The revenue case for B2B GEO
The conversion rate argument is compelling on its own: AI-referred visitors who arrive pre-qualified convert significantly better than cold organic traffic. But there's a second-order effect that's easy to miss.
If 80% of B2B buyers are using AI to build their initial shortlist, and that shortlist contains three to five names, then your presence or absence on that list determines whether you're even considered. It's not about conversion rate at that point -- it's about whether you're in the deal at all.
Traditional SEO could still get you traffic even if you ranked fifth or sixth. AI search has no equivalent. If you're not cited, you don't exist for that buyer.
That's a different kind of urgency than most B2B marketing teams are used to operating with. The good news is that most of your competitors haven't figured this out yet either. The brands that build GEO into their content strategy now will have a meaningful head start by the time the rest of the market catches up.
Where to start this week
If you're new to GEO and want to make progress without overhauling your entire content strategy, here's a practical starting point:
- Run 10-15 category queries in ChatGPT and Perplexity that your buyers would realistically ask. Screenshot the results.

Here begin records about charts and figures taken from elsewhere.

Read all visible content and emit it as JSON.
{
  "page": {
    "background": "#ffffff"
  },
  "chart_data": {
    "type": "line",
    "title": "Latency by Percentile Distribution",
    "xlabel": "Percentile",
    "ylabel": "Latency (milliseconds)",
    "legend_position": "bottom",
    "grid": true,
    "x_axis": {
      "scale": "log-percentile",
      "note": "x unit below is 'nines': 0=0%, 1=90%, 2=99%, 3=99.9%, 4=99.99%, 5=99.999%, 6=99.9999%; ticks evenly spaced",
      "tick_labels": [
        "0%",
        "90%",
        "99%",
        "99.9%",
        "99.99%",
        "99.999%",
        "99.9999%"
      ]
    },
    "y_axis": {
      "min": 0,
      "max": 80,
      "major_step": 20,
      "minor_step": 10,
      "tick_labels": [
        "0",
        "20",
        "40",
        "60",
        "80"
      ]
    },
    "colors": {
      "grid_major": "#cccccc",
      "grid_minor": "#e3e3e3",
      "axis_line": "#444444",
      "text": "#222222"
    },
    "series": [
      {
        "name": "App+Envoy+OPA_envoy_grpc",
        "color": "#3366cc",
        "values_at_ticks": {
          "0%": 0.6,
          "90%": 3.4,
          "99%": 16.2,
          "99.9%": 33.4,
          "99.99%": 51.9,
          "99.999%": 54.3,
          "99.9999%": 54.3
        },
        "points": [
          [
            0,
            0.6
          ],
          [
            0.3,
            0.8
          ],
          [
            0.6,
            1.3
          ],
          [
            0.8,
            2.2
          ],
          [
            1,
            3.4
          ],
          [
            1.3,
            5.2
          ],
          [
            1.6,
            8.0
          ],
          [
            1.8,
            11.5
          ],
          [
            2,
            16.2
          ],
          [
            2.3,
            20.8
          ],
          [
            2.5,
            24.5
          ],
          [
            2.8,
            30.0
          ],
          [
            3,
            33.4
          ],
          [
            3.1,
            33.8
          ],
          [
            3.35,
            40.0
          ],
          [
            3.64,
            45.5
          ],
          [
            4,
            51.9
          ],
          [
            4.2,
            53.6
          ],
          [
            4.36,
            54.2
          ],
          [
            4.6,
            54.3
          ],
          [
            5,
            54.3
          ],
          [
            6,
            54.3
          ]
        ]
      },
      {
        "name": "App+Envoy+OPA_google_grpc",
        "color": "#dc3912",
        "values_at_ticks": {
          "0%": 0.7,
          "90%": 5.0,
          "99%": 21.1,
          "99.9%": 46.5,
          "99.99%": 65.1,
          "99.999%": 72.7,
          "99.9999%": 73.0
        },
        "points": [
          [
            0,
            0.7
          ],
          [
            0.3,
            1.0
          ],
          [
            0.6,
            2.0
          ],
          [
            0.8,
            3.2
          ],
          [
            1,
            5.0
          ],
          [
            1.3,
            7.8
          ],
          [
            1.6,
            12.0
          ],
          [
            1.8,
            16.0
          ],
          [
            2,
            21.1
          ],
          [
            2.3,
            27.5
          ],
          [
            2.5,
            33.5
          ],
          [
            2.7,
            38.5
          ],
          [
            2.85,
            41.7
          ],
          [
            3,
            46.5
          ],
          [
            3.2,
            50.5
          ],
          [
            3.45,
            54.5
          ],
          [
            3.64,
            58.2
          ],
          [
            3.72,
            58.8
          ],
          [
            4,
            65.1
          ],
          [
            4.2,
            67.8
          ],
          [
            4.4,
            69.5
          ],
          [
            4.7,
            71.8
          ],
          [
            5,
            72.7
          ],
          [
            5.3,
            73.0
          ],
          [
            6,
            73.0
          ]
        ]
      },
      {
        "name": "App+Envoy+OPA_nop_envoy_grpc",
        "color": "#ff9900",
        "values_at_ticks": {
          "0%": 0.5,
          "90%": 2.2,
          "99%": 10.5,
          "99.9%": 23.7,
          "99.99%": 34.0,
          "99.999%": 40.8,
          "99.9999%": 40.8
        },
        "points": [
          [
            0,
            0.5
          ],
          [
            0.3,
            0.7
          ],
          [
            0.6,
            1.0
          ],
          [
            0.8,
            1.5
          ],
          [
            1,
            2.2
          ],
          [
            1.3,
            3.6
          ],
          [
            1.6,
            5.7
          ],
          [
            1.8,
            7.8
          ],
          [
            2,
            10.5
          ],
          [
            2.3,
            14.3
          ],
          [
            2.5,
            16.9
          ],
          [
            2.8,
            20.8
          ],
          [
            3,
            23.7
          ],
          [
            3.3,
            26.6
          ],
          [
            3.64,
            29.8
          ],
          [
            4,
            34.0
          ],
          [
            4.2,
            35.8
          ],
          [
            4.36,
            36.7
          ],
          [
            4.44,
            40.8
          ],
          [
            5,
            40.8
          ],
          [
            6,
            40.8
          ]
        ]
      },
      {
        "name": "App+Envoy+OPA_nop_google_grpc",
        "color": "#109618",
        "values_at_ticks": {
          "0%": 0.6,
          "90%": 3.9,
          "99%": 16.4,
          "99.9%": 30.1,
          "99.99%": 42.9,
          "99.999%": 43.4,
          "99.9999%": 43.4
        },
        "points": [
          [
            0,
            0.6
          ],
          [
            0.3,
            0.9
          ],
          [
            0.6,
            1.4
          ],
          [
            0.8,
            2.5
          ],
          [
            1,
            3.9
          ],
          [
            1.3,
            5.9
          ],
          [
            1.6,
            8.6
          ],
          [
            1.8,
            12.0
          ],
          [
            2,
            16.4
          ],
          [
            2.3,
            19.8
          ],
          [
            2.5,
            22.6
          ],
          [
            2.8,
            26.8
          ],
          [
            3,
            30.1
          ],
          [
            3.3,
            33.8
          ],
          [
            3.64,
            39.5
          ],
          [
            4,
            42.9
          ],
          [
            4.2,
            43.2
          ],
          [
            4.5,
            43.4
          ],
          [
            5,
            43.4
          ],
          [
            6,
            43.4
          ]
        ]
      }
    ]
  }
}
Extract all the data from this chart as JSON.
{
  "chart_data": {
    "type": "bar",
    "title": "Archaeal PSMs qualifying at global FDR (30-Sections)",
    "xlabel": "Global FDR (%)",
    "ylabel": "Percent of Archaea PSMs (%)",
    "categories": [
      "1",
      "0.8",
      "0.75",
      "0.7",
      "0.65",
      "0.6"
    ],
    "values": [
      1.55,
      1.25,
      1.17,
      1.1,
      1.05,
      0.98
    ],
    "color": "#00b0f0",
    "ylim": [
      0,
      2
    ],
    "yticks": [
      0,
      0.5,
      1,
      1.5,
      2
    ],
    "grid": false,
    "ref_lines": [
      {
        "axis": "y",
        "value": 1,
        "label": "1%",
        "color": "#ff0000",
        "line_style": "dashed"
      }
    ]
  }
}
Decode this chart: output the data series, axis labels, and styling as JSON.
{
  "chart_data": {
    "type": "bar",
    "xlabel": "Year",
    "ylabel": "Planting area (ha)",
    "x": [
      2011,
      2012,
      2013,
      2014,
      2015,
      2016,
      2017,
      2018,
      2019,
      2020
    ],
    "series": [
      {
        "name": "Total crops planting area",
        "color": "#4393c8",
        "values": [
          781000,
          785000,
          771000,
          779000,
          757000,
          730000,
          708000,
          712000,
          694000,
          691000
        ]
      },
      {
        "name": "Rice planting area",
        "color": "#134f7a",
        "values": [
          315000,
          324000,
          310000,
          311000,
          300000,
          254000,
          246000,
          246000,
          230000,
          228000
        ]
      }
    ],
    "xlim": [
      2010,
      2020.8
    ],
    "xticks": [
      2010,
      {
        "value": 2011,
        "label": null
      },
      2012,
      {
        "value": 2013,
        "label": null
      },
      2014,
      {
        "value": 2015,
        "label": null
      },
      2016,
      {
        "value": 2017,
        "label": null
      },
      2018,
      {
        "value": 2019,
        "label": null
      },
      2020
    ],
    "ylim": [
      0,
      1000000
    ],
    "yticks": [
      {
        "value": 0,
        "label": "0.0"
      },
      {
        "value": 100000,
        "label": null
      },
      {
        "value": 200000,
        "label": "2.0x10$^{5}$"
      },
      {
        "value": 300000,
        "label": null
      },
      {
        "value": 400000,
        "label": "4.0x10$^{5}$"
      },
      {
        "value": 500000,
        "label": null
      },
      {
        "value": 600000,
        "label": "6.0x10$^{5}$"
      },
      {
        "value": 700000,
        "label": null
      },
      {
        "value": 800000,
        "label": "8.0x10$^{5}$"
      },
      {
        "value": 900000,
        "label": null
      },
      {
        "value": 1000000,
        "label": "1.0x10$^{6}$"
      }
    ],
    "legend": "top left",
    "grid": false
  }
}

- Note which competitors appear consistently and which prompts you're absent from.
- Pick the two or three highest-intent prompts where you're missing and don't have content that answers them. Write that content first.
- Set up a basic AI visibility tracker so you can measure whether your changes are working.
The buyers are already there, asking AI to build their shortlists. The question is whether your brand is in the answers they're getting.